It requires every newly constructed Rational to be in its reduced form. This is quite costly: it entails computing the gcd, which requires many costly divisions or bit shifts. Further, it needs to perform two full divisions if the gcd is not 1. All invocations of the constructor need to compute the gcd, and about two invocations out of five also need the reducing divisions. (A theorem in number theory states that the probability for two integers to be relatively prime is about 61%, or 6/pi2 to be precise.)
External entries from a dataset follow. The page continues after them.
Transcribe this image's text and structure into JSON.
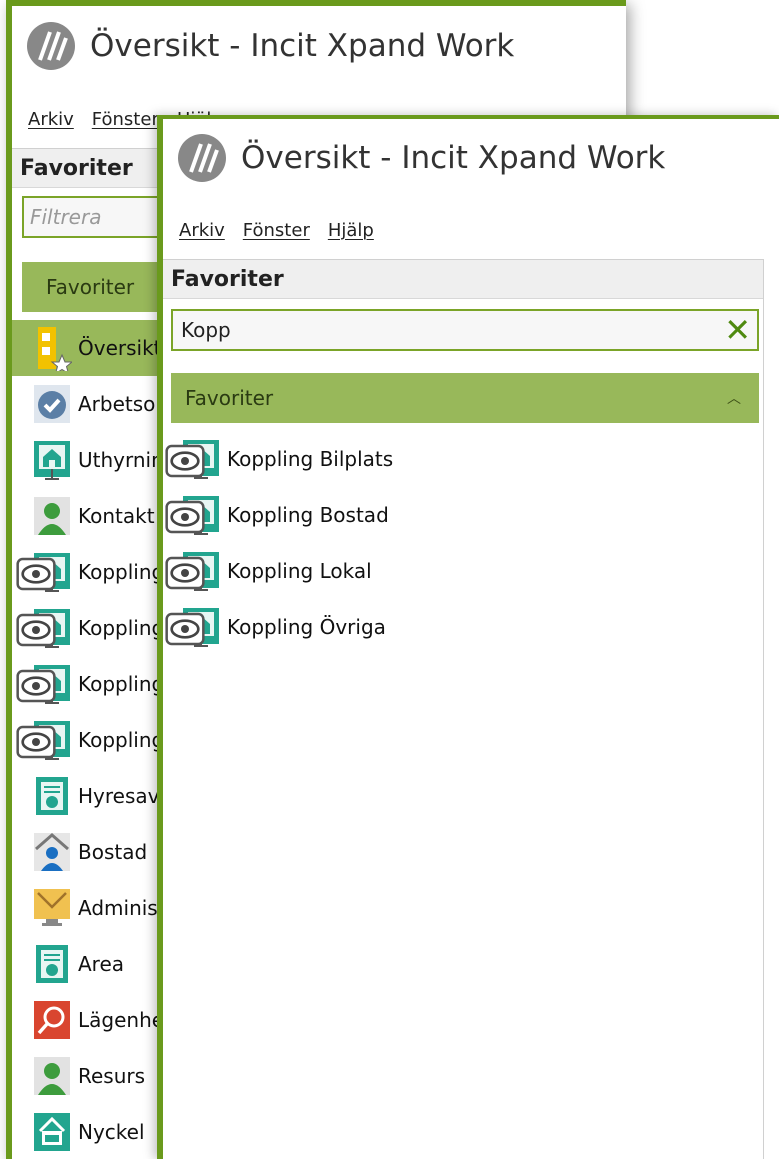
{
  "back_window": {
    "title": "Översikt - Incit Xpand Work",
    "menu": [
      "Arkiv",
      "Fönster",
      "Hjälp"
    ],
    "panel_title": "Favoriter",
    "filter_placeholder": "Filtrera",
    "group_label": "Favoriter",
    "items": [
      {
        "label": "Översikt",
        "icon": "overview-star-icon"
      },
      {
        "label": "Arbetsorder",
        "icon": "work-order-check-icon"
      },
      {
        "label": "Uthyrning",
        "icon": "property-icon"
      },
      {
        "label": "Kontakt",
        "icon": "person-icon"
      },
      {
        "label": "Koppling Bilplats",
        "icon": "link-property-icon"
      },
      {
        "label": "Koppling Bostad",
        "icon": "link-property-icon"
      },
      {
        "label": "Koppling Lokal",
        "icon": "link-property-icon"
      },
      {
        "label": "Koppling Övriga",
        "icon": "link-property-icon"
      },
      {
        "label": "Hyresavtal",
        "icon": "contract-icon"
      },
      {
        "label": "Bostad",
        "icon": "house-person-icon"
      },
      {
        "label": "Administration",
        "icon": "mail-monitor-icon"
      },
      {
        "label": "Area",
        "icon": "contract-icon"
      },
      {
        "label": "Lägenhet",
        "icon": "search-red-icon"
      },
      {
        "label": "Resurs",
        "icon": "person-icon"
      },
      {
        "label": "Nyckel",
        "icon": "key-box-icon"
      }
    ]
  },
  "front_window": {
    "title": "Översikt - Incit Xpand Work",
    "menu": [
      "Arkiv",
      "Fönster",
      "Hjälp"
    ],
    "panel_title": "Favoriter",
    "filter_value": "Kopp",
    "group_label": "Favoriter",
    "items": [
      {
        "label": "Koppling Bilplats",
        "icon": "link-property-icon"
      },
      {
        "label": "Koppling Bostad",
        "icon": "link-property-icon"
      },
      {
        "label": "Koppling Lokal",
        "icon": "link-property-icon"
      },
      {
        "label": "Koppling Övriga",
        "icon": "link-property-icon"
      }
    ]
  },
  "colors": {
    "accent_border": "#6a9a1c",
    "group_header": "#98b85a",
    "clear_x": "#4f8a10",
    "teal_icon": "#22a58f",
    "selected_item": "#98b85a"
  }
}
A better strategy is to allow noncanonical representations explicitly and to expose a getReduced() method, leaving it to Rational's clients to decide when reduction is appropriate. Equipped with a getReduced() method, Rational can be reimplemented as shown in Listing 4:
Listing 4. Rational with
getReduced() but no caches
@Immutable
public class Rational {
private final BigInteger n;
private final BigInteger d;
private static boolean isZero(BigInteger val) { ... }
private static boolean isOne(BigInteger val) { ... }
public Rational(BigInteger n, BigInteger d) {
if (isZero(d))
throw new IllegalArgumentException("denominator is 0");
this.n = n;
this.d = d;
}
private Rational newReduced(BigInteger gcd) {
BigInteger nRed = isOne(gcd) ? n : n.divide(gcd);
BigInteger dRed = isOne(gcd) ? d : d.divide(gcd);
return dRed.signum() > 0 ?
new Rational(nRed, dRed) :
new Rational(nRed.negate(), dRed.negate());
}
public Rational getReduced() {
BigInteger gcd = n.gcd(d);
return isOne(gcd) && d.signum() > 0 ?
this :
newReduced(gcd);
}
public boolean equals(Object o) { ... }
public int hashCode() {
Rational thiz = getReduced();
return thiz.n.hashCode() ^ thiz.d.hashCode();
}
public Rational multiply(Rational val) { ... }
// other operations
...
}
|
Although you can implement equals() without resorting to getReduced(), hashCode() needs the object's reduced representation to meet hashCode()'s contract. But once a reduced value has been computed -- either because the client requested it or because hashCode() needed it -- it would be useful to cache it for the future: Arithmetic operations compute faster if you use reduced values. But you can't modify the final fields or make them normal fields without enforcing synchronization in every method.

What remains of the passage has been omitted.